Students in Jessica McDonald's American Sign Language class sign together.
Wasatch County School District
Wasatch High School

A new course at Wasatch High School is teaching students to engage with the Deaf community through American Sign Language.

About 70 freshmen and sophomores are taking ASL this year. Over 100 students wanted to take the class - some to communicate with family members, and others simply to broaden their language horizons.

Jessica McDonald is the teacher. She says the class is off to a great start, and she tries to make it fun for students. With no spoken words in the language, it involves a lot of showing, rather than just telling.

“It’s surprising for a high school classroom,” McDonald says. “They are quiet, they are silent and they watch me. We play a lot of games to reinforce the vocab that we've learned. I act out a lot — I get super sweaty, because I'm acting and I'm up on chairs, and I'm up on the table so that the students can see me. We just have a lot of fun.”

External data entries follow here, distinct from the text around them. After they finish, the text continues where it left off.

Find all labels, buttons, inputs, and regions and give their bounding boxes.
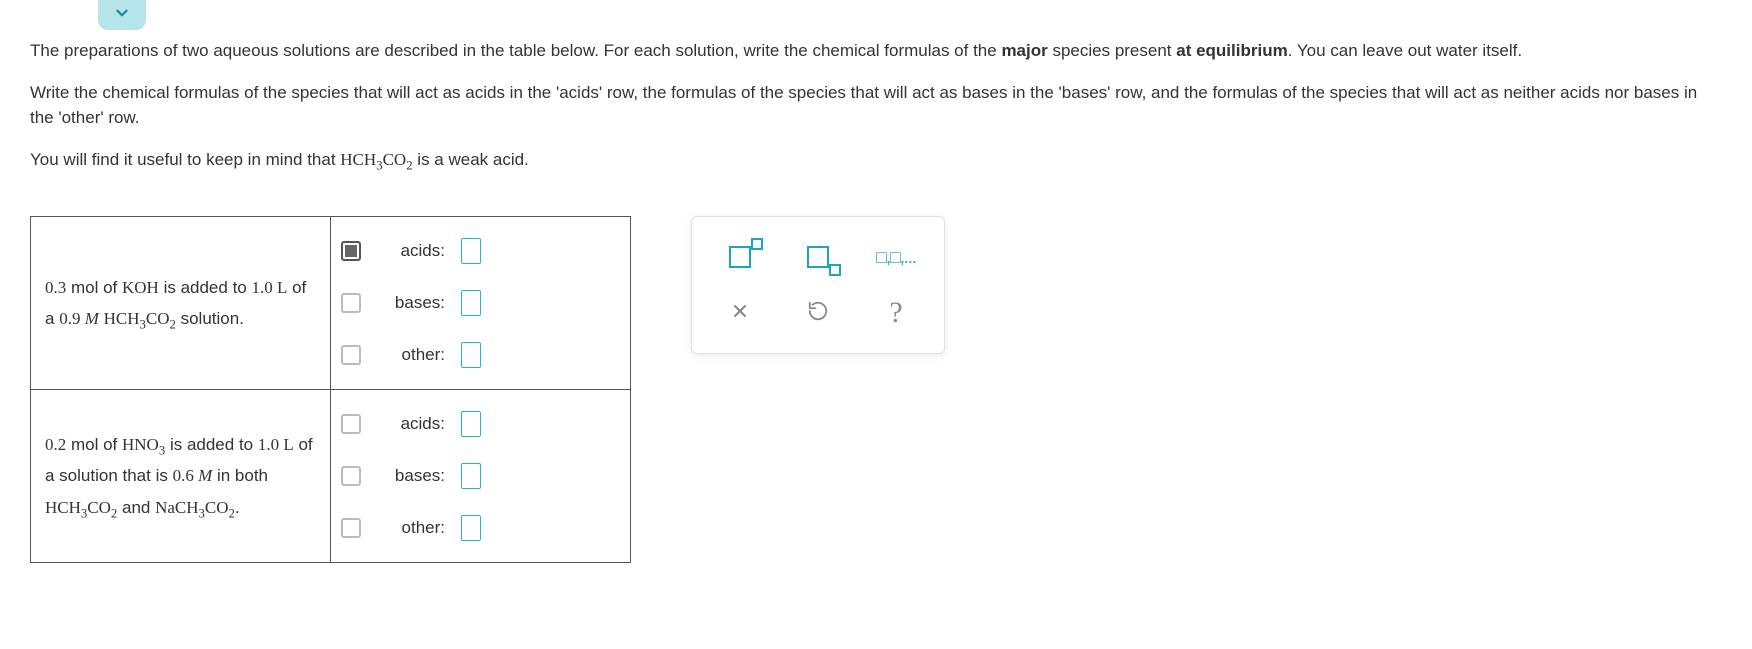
- text: Write the chemical formulas of the speci…: [30, 83, 1697, 128]
- row-checkbox[interactable]: [341, 345, 361, 365]
- toolbox-row-formats: □,□,...: [700, 229, 936, 285]
- answer-input[interactable]: [461, 515, 481, 541]
- list-button[interactable]: □,□,...: [872, 237, 920, 277]
- text-bold: major: [1001, 41, 1047, 60]
- table-row: 0.3 mol of KOH is added to 1.0 L of a 0.…: [31, 217, 631, 390]
- input-row-acids: acids:: [331, 225, 630, 277]
- help-button[interactable]: ?: [872, 293, 920, 333]
- clear-button[interactable]: [716, 293, 764, 333]
- reset-button[interactable]: [794, 293, 842, 333]
- subscript-button[interactable]: [794, 237, 842, 277]
- help-icon: ?: [889, 296, 902, 330]
- solution-inputs: acids: bases: other:: [331, 217, 631, 390]
- input-row-acids: acids:: [331, 398, 630, 450]
- row-label: other:: [383, 518, 445, 538]
- paragraph-3: You will find it useful to keep in mind …: [30, 147, 1722, 173]
- row-checkbox[interactable]: [341, 466, 361, 486]
- row-label: acids:: [383, 414, 445, 434]
- answer-input[interactable]: [461, 463, 481, 489]
- answer-input[interactable]: [461, 238, 481, 264]
- collapse-toggle[interactable]: [98, 0, 146, 30]
- row-checkbox[interactable]: [341, 293, 361, 313]
- input-row-bases: bases:: [331, 450, 630, 502]
- solution-inputs: acids: bases: other:: [331, 390, 631, 563]
- chevron-down-icon: [113, 4, 131, 27]
- paragraph-2: Write the chemical formulas of the speci…: [30, 80, 1722, 131]
- row-checkbox[interactable]: [341, 414, 361, 434]
- row-label: acids:: [383, 241, 445, 261]
- row-label: bases:: [383, 293, 445, 313]
- answer-input[interactable]: [461, 342, 481, 368]
- text: You will find it useful to keep in mind …: [30, 150, 340, 169]
- text: . You can leave out water itself.: [1288, 41, 1522, 60]
- text: species present: [1048, 41, 1177, 60]
- answer-input[interactable]: [461, 411, 481, 437]
- toolbox-row-actions: ?: [700, 285, 936, 341]
- table-row: 0.2 mol of HNO3 is added to 1.0 L of a s…: [31, 390, 631, 563]
- close-icon: [730, 301, 750, 326]
- question-content: The preparations of two aqueous solution…: [0, 0, 1752, 563]
- row-checkbox[interactable]: [341, 241, 361, 261]
- paragraph-1: The preparations of two aqueous solution…: [30, 38, 1722, 64]
- text: The preparations of two aqueous solution…: [30, 41, 1001, 60]
- undo-icon: [807, 300, 829, 327]
- input-row-other: other:: [331, 329, 630, 381]
- text-bold: at equilibrium: [1176, 41, 1287, 60]
- text: is a weak acid.: [413, 150, 529, 169]
- solution-description: 0.3 mol of KOH is added to 1.0 L of a 0.…: [31, 217, 331, 390]
- solutions-table: 0.3 mol of KOH is added to 1.0 L of a 0.…: [30, 216, 631, 563]
- row-label: other:: [383, 345, 445, 365]
- answer-input[interactable]: [461, 290, 481, 316]
- row-label: bases:: [383, 466, 445, 486]
- input-row-bases: bases:: [331, 277, 630, 329]
- superscript-icon: [729, 246, 751, 268]
- list-icon: □,□,...: [876, 247, 916, 268]
- row-checkbox[interactable]: [341, 518, 361, 538]
- superscript-button[interactable]: [716, 237, 764, 277]
- input-row-other: other:: [331, 502, 630, 554]
- formula-toolbox: □,□,... ?: [691, 216, 945, 354]
- formula: HCH3CO2: [340, 150, 412, 169]
- subscript-icon: [807, 246, 829, 268]
- solution-description: 0.2 mol of HNO3 is added to 1.0 L of a s…: [31, 390, 331, 563]
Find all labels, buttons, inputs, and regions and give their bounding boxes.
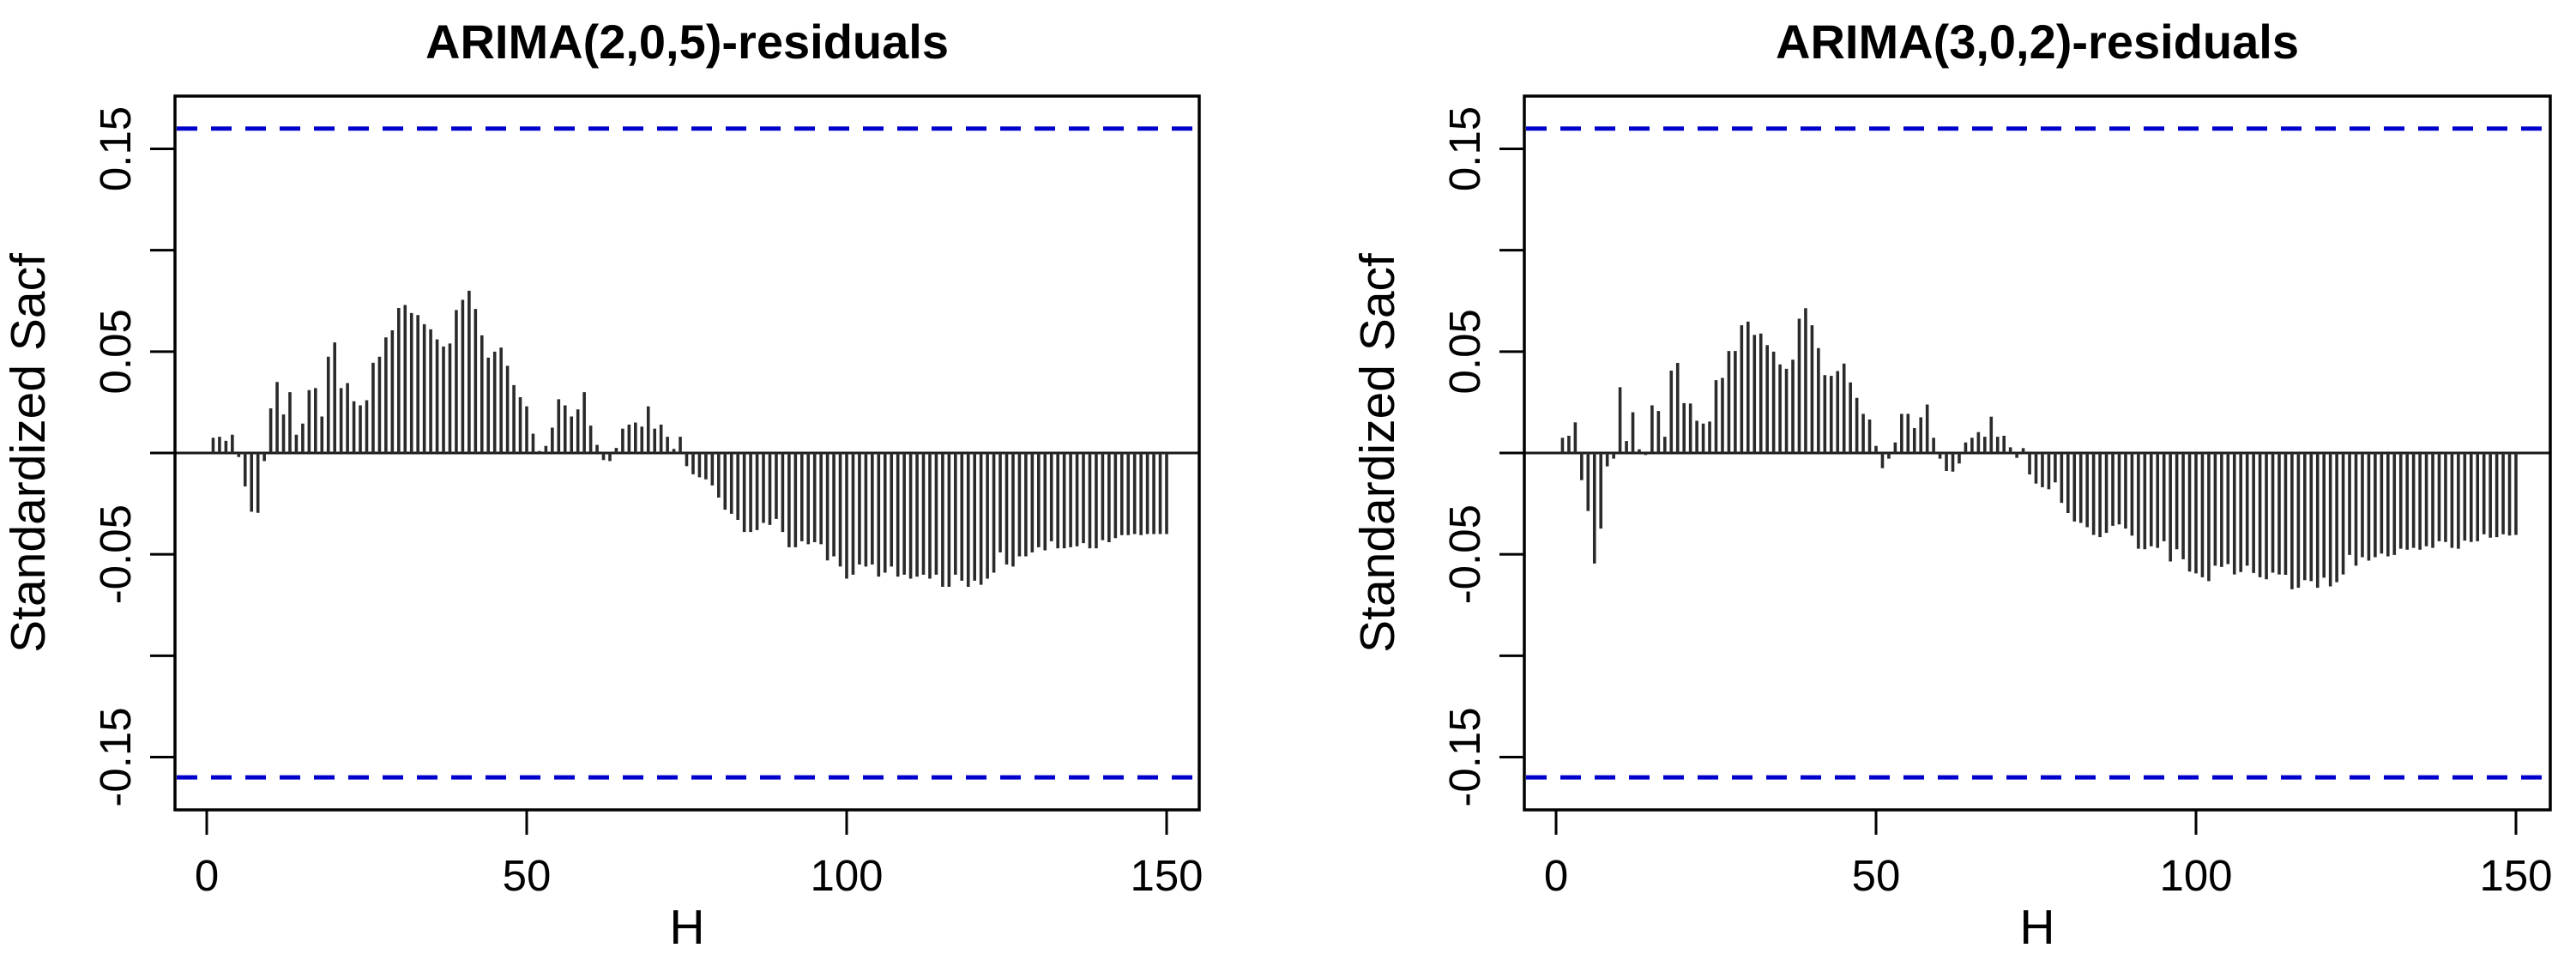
panel-title: ARIMA(2,0,5)-residuals — [425, 15, 949, 69]
x-tick-label: 0 — [195, 851, 219, 900]
y-tick-label: 0.05 — [1440, 309, 1489, 394]
y-tick-label: -0.15 — [1440, 707, 1489, 806]
x-tick-label: 50 — [1852, 851, 1901, 900]
y-tick-label: -0.05 — [91, 504, 140, 604]
x-axis-label: H — [669, 900, 704, 954]
acf-panel: ARIMA(3,0,2)-residuals 0 50 100 150 0.15 0.05 -… — [1350, 15, 2553, 954]
panel-title: ARIMA(3,0,2)-residuals — [1776, 15, 2299, 69]
y-tick-label: 0.15 — [91, 106, 140, 191]
x-tick-label: 0 — [1544, 851, 1568, 900]
x-tick-label: 100 — [2159, 851, 2232, 900]
y-axis-label: Standardized Sacf — [1, 253, 56, 653]
x-tick-label: 150 — [1130, 851, 1203, 900]
x-tick-label: 100 — [810, 851, 883, 900]
y-tick-label: -0.05 — [1440, 504, 1489, 604]
x-axis-label: H — [2019, 900, 2054, 954]
y-tick-label: 0.05 — [91, 309, 140, 394]
y-tick-label: -0.15 — [91, 707, 140, 806]
x-tick-label: 150 — [2479, 851, 2552, 900]
acf-panel: ARIMA(2,0,5)-residuals 0 50 100 150 0.15 0.05 -… — [1, 15, 1204, 954]
y-tick-label: 0.15 — [1440, 106, 1489, 191]
y-axis-label: Standardized Sacf — [1350, 253, 1405, 653]
x-tick-label: 50 — [503, 851, 552, 900]
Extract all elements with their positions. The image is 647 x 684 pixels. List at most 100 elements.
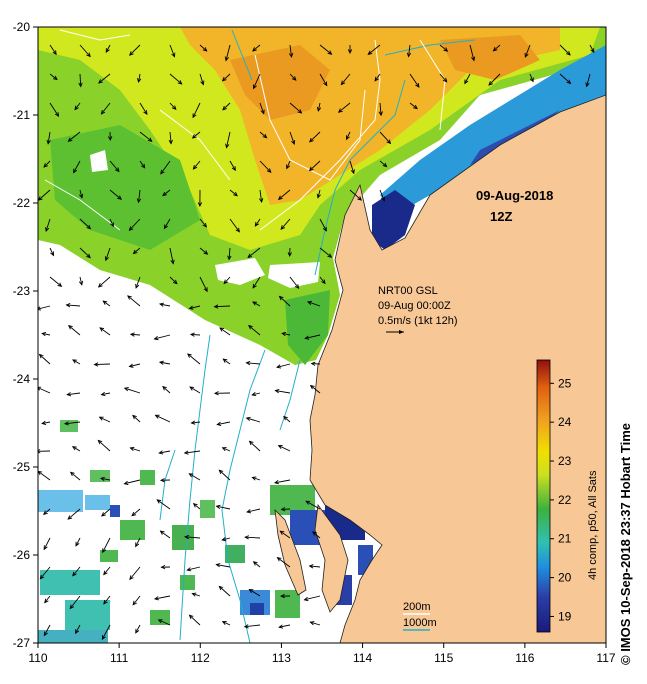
current-vector: [39, 566, 51, 580]
current-vector: [162, 189, 171, 196]
current-vector-head: [54, 112, 60, 117]
current-vector: [94, 363, 111, 366]
current-vector-head: [67, 515, 73, 520]
current-vector: [159, 450, 171, 454]
colorbar-tick-label: 22: [558, 493, 572, 507]
current-vector: [245, 536, 261, 539]
current-vector: [319, 218, 327, 232]
cloud-gap-1: [215, 258, 265, 285]
current-vector: [109, 218, 114, 227]
contour-legend-200m: 200m: [403, 601, 431, 613]
colorbar-tick-label: 23: [558, 454, 572, 468]
current-vector-head: [129, 575, 134, 581]
current-vector-head: [43, 631, 48, 637]
current-vector: [160, 160, 171, 175]
current-vector: [252, 476, 261, 481]
current-vector: [124, 387, 141, 394]
current-vector-head: [132, 249, 138, 255]
current-vector: [216, 564, 231, 568]
current-vector: [283, 416, 291, 423]
peron-peninsula: [314, 503, 349, 613]
y-tick-label: -25: [13, 460, 31, 474]
y-tick-label: -21: [13, 108, 31, 122]
current-vector-head: [221, 76, 227, 82]
current-vector-head: [189, 386, 195, 391]
current-vector-head: [108, 136, 113, 142]
current-vector: [127, 295, 141, 307]
current-vector-head: [86, 253, 91, 259]
current-vector-head: [86, 224, 92, 230]
current-vector: [304, 595, 321, 601]
current-vector: [246, 362, 261, 365]
current-vector: [374, 73, 381, 81]
colorbar-tick-label: 19: [558, 609, 572, 623]
current-vector-head: [44, 598, 49, 604]
current-vector-head: [259, 198, 264, 204]
current-vector-head: [135, 628, 140, 634]
current-vector-head: [294, 284, 300, 289]
current-vector: [286, 160, 291, 169]
x-tick-label: 116: [515, 651, 534, 665]
current-vector-head: [171, 52, 176, 58]
current-vector: [189, 473, 201, 481]
current-vector-head: [188, 614, 194, 620]
current-vector-head: [225, 143, 230, 149]
current-vector-head: [100, 109, 106, 115]
cloud-gap-3: [90, 150, 108, 172]
current-vector: [379, 189, 385, 201]
current-vector: [280, 218, 291, 230]
current-vector: [310, 621, 321, 626]
current-vector-head: [288, 52, 294, 58]
x-tick-label: 112: [191, 651, 210, 665]
current-vector-head: [135, 542, 140, 548]
current-vector-head: [38, 306, 42, 311]
x-tick-label: 113: [272, 651, 291, 665]
current-vector-head: [98, 416, 104, 421]
current-vector-head: [129, 51, 134, 56]
current-vector: [586, 73, 591, 87]
current-vector-head: [135, 283, 140, 289]
current-vector: [228, 247, 231, 260]
current-vector-head: [321, 279, 326, 285]
current-vector-head: [277, 445, 283, 449]
current-vector-head: [191, 592, 197, 597]
current-vector: [589, 44, 595, 53]
current-vector: [158, 619, 171, 626]
current-vector-head: [246, 509, 252, 514]
current-vector: [124, 479, 141, 485]
current-vector-head: [78, 82, 83, 88]
current-vector-head: [280, 225, 286, 230]
current-vector: [68, 325, 81, 336]
current-vector-head: [38, 353, 44, 359]
current-vector: [73, 160, 81, 173]
current-vector-head: [192, 164, 198, 170]
current-vector-head: [309, 621, 315, 626]
current-vector: [367, 44, 381, 55]
current-vector-head: [378, 111, 383, 117]
current-vector-head: [143, 110, 148, 116]
current-vector: [219, 586, 231, 597]
current-vector: [259, 131, 267, 139]
current-vector-head: [252, 561, 258, 566]
current-vector-head: [158, 302, 164, 307]
current-vector: [349, 160, 355, 174]
current-vector-head: [215, 563, 221, 568]
current-vector: [38, 470, 51, 481]
current-vector-head: [192, 503, 198, 508]
current-vector-head: [171, 105, 177, 111]
current-vector: [49, 44, 57, 55]
sst-dark-orange-region-2: [440, 35, 540, 80]
current-vector-head: [306, 300, 312, 305]
current-vector: [138, 189, 141, 203]
current-vector-head: [99, 327, 105, 332]
current-vector: [100, 477, 111, 481]
current-vector: [43, 508, 51, 515]
current-vector-head: [86, 52, 91, 58]
current-vector-head: [310, 361, 316, 366]
current-vector-head: [278, 295, 284, 301]
current-vector: [252, 392, 261, 396]
current-vector: [222, 447, 231, 452]
current-vector: [249, 440, 261, 452]
current-vector: [169, 131, 172, 144]
current-vector-head: [137, 77, 142, 83]
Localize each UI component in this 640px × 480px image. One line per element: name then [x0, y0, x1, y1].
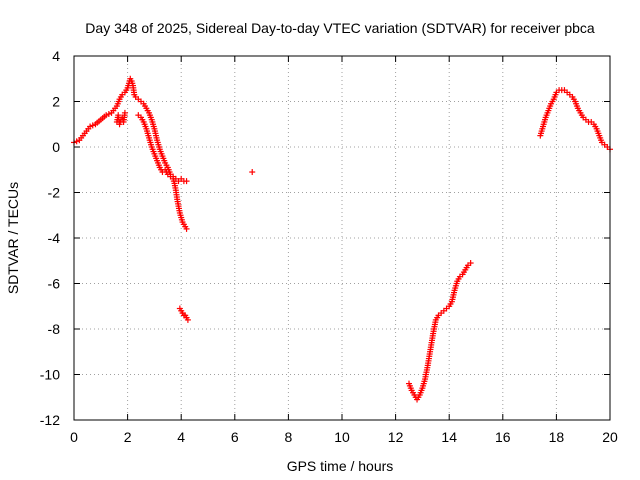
x-tick-label: 6: [231, 429, 239, 445]
y-tick-label: -2: [48, 185, 61, 201]
x-tick-label: 18: [549, 429, 565, 445]
y-tick-label: -10: [40, 367, 60, 383]
data-point: [87, 123, 94, 130]
data-point: [89, 122, 96, 129]
x-tick-label: 14: [441, 429, 457, 445]
data-points: [71, 75, 613, 403]
data-point: [183, 178, 190, 185]
y-tick-label: 0: [52, 139, 60, 155]
y-tick-label: 2: [52, 94, 60, 110]
data-point: [105, 111, 112, 118]
x-tick-label: 2: [124, 429, 132, 445]
x-tick-label: 8: [285, 429, 293, 445]
x-tick-label: 16: [495, 429, 511, 445]
y-tick-label: -8: [48, 321, 61, 337]
data-point: [73, 138, 80, 145]
grid-lines: [74, 56, 610, 420]
x-tick-label: 20: [602, 429, 618, 445]
x-tick-label: 0: [70, 429, 78, 445]
data-point: [184, 316, 191, 323]
y-tick-label: -4: [48, 230, 61, 246]
data-point: [183, 225, 190, 232]
y-axis-label: SDTVAR / TECUs: [5, 182, 21, 294]
y-tick-labels: -12 -10 -8 -6 -4 -2 0 2 4: [40, 48, 60, 428]
x-tick-label: 12: [388, 429, 404, 445]
data-point: [103, 112, 110, 119]
x-axis-label: GPS time / hours: [287, 458, 394, 474]
x-tick-label: 10: [334, 429, 350, 445]
data-point: [467, 260, 474, 267]
y-tick-label: 4: [52, 48, 60, 64]
y-tick-label: -12: [40, 412, 60, 428]
plot-frame: [73, 55, 611, 421]
y-tick-label: -6: [48, 276, 61, 292]
data-point: [249, 169, 256, 176]
data-point: [121, 109, 128, 116]
x-tick-label: 4: [177, 429, 185, 445]
x-tick-labels: 0 2 4 6 8 10 12 14 16 18 20: [70, 429, 618, 445]
chart-title: Day 348 of 2025, Sidereal Day-to-day VTE…: [85, 20, 595, 36]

Sophomore Sloane Ellingford, who took Japanese last year, says it’s a totally different learning experience with more active learning than following a textbook or notes. One main difference is that signing relies on facial expressions to help convey messages.

She says she loves the language itself. She looks forward to using it to communicate with deaf people and may be interested in using it in a future career.

“I’ve been interested in it for a while and on my own time learning things like the alphabet and a couple animals and colors, because I want to be able to teach deaf kids, hopefully, when I'm older," Ellingford says. "It's much more helpful to have a teacher than to learn it by myself.”

She says she’s recommended friends take the class as well.

McDonald says learning the language means more than having a new way to simply communicate with deaf people, who experience life a different way.

“It teaches kids empathy,” the teacher says. “I love that it teaches students to look at a person for their strengths, and to look at a person in a different way to see them as capable and as having something to offer. They're not better than or less than, they're just different, and we can love and accept them for all that they have to give and all that they have to offer. That's what I'm most passionate about — these kids may or may not ever go into anything that uses ASL, but I hope that they see people in a different way.”

With the high demand, McDonald hopes the class will grow to accommodate more students.

“The students in my class are having fun, they're telling their friends, [I hope] that we can develop this into a thriving program here at Wasatch High. I think it'll be great,” McDonald says.

Students this year may meet general year-one foreign language standards like greetings, the alphabet, colors, animals and simple communicative sentences. McDonald says a second year would be designed to teach more elaborate, conversational dialog.